“In Chicago,” I answered hesitantly, cracking eggs for Dallas’s omelet.
“And what’s there?”
“Pardon me?”
“In Chicago,” she clarified. “What is in Chicago?”
Ah. “I work for a––”
“No,” she snapped, taking a sip of her tea and then looking back at me, pinning me with her gaze. Clearly, she was waiting.
“No?”
“I want to know what, outside of a job, keeps you in Chicago.”
I had to think.
It was subtle. Her eyebrows lifted first, then her head tipped just a bit, and then came the smile that a cat probably wore once it knew the canary had nowhere to run. “No family?”
“No, ma’am.”
She almost purred. “You have a lot of friends there?”
I shrugged. “I have a few but––”
“So it’s really just you,” she said, laser focused on me. “You’re all alone.”
“No, I’m not alone, I just––”
“I want to reiterate about dinner,” she told me. “I want you both there.”
“That’s very gracious of you,” I said softly, watching as Dallas came back into the room in low-slung jeans that had seen better days, faded and threadbare, and a long-sleeved T-shirt. He was barefoot, and when he reached the island, he took the seat on the other side of his sister, not next to his mother.
“You borrowed a sweater, I see,” Dallas said, hands folded in front of him, smiling at me.
“I hope you don’t mind.”
“No, not at all. You wear whatever you like. You look good in my clothes.”

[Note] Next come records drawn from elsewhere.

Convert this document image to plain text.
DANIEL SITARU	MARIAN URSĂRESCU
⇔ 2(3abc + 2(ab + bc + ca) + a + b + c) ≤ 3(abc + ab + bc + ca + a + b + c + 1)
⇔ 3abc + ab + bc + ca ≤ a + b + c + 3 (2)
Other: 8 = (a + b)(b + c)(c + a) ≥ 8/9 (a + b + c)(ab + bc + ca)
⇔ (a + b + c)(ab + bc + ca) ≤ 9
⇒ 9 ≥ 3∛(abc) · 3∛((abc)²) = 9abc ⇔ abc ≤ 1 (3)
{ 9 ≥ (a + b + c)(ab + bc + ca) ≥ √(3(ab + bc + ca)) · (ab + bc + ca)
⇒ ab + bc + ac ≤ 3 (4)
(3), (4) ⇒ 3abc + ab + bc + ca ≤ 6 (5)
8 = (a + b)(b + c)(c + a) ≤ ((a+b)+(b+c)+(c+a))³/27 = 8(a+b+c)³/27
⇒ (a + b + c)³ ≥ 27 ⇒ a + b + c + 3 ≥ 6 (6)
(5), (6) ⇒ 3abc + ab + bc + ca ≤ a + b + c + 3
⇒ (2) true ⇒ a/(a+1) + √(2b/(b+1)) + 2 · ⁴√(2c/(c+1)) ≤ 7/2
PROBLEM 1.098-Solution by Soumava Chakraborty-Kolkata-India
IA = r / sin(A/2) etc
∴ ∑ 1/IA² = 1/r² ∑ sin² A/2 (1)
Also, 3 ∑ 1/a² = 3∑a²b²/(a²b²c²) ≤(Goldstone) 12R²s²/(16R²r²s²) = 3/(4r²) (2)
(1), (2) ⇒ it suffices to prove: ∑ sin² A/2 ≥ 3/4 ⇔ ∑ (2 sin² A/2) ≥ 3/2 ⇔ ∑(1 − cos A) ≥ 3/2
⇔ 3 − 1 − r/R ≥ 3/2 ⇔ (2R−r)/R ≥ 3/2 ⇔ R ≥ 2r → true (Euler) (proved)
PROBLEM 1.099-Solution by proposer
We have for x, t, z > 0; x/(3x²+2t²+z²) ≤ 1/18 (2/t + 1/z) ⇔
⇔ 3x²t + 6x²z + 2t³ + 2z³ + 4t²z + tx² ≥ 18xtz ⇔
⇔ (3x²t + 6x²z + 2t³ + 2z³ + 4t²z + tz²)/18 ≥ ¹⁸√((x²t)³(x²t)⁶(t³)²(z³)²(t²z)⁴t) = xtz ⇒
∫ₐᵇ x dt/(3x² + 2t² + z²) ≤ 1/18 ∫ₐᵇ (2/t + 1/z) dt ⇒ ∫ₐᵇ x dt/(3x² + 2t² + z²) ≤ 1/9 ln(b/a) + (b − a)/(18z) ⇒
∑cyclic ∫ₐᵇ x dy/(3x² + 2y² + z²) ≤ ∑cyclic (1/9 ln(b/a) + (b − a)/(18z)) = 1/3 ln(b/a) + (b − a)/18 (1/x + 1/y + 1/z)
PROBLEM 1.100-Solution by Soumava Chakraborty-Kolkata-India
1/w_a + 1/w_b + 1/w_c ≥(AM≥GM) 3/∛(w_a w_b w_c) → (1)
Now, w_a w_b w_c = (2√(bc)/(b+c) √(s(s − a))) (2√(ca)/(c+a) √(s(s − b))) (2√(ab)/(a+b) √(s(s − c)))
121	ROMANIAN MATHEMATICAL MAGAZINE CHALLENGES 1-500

I grinned at him. “What do you take in your coffee?”
“Just milk.”
Since I had purchased half-and-half at the store, I put the carton down in front of him with the mug of coffee and a spoon.
“This is amazing,” he told me after taking a sip.
“It’s Croy’s special blend,” Cate announced to her brother.
“I’m glad you like it.”
His eyes never left me.
“Darling.”
Dallas leaned forward so he could turn his head and see his mother as I focused on making his omelet.
“I was telling Croy that I’m having a dinner party tonight. If you’re not working this evening, I’d love it if you and he could come by.”
“I don’t think that’s something that––”
“It’s been so long since your brothers saw you.”
He grunted.
“Dallas?”
“Mother, I don’t have brothers. I have a sister. Just because you got remarried doesn’t make the cover models any relation to me.”
I flipped his omelet, and then again, and put it on a plate. “I’m loving this pan,” I told him.
He groaned.
“I bought that,” Jackie chimed in. “Whenever I find something wonderful, I grab one for all my kids.”
“That’s really nice,” I told her. “One of the guys I work with, Locryn, his mom is like that. She sends odd things to the office because she doesn’t want them dropped off in the middle of the day at his place.”
She was smiling at me.
“Last month he got the world’s greatest ice cream scoop, apparently, and it’s always fun to hear him on the phone with her.”
“And your mother, Croy?” she asked as I put hash browns on Dallas’s plate and then passed it to him. I got him utensils and a napkin, and since Cate hadn’t eaten all her toast, she moved it over between them. “Where is she?”
“Mom,” Dallas whined, squinting at her, “could you not?”
“I think she and my father live abroad at the moment, but I don’t know for certain. We don’t speak, haven’t since I graduated from high school.”
“Oh,” she said, like that news physically hurt her. “I’m so sorry.”
Reaching across the counter for her, I was not surprised when she grabbed my hand tight. “It was a million years ago.”
“Yes,” she whispered, her voice gone for a moment. “I just—I meddle in the lives of my children. I’m a bit of a steamroller, and I…own that. But I could no more be parted from any of them than I could be parted from my own heart.”
I squeezed her hand a second and then eased out of her hold so I could pour Dallas some orange juice.
“So listen to the name Croy came up with for my business,” Cate told Dallas. “He’s so clever, I’m just amazed.”
“I was amazed from the start,” Dallas told her, sighing as he ate his omelet.
Nine
As Dallas and his sister cleaned the kitchen, though there wasn’t much to do since I’d loaded the dishwasher as I cooked, I called the number on the card that Locryn had texted me. So much had happened since he’d told me about the visit by the lawyer, but I finally had time to find out what that was about.
“Good afternoon,” the receptionist said, running through her script. “You’ve reached the law offices of Dupont and Burge; how may I direct your call?”
“I need to speak to Rendon Lowell, please.”
“If you would remain on the line, I’ll connect you to his office.”
The hold music was “Clair de Lune,” which I had learned to play on the piano when I was eight, and had hated ever since. Thankfully, I didn’t have to listen long, as Mr. Lowell’s assistant answered a few seconds later. She sounded nice, and as soon as I said my name, she put me right through to the man.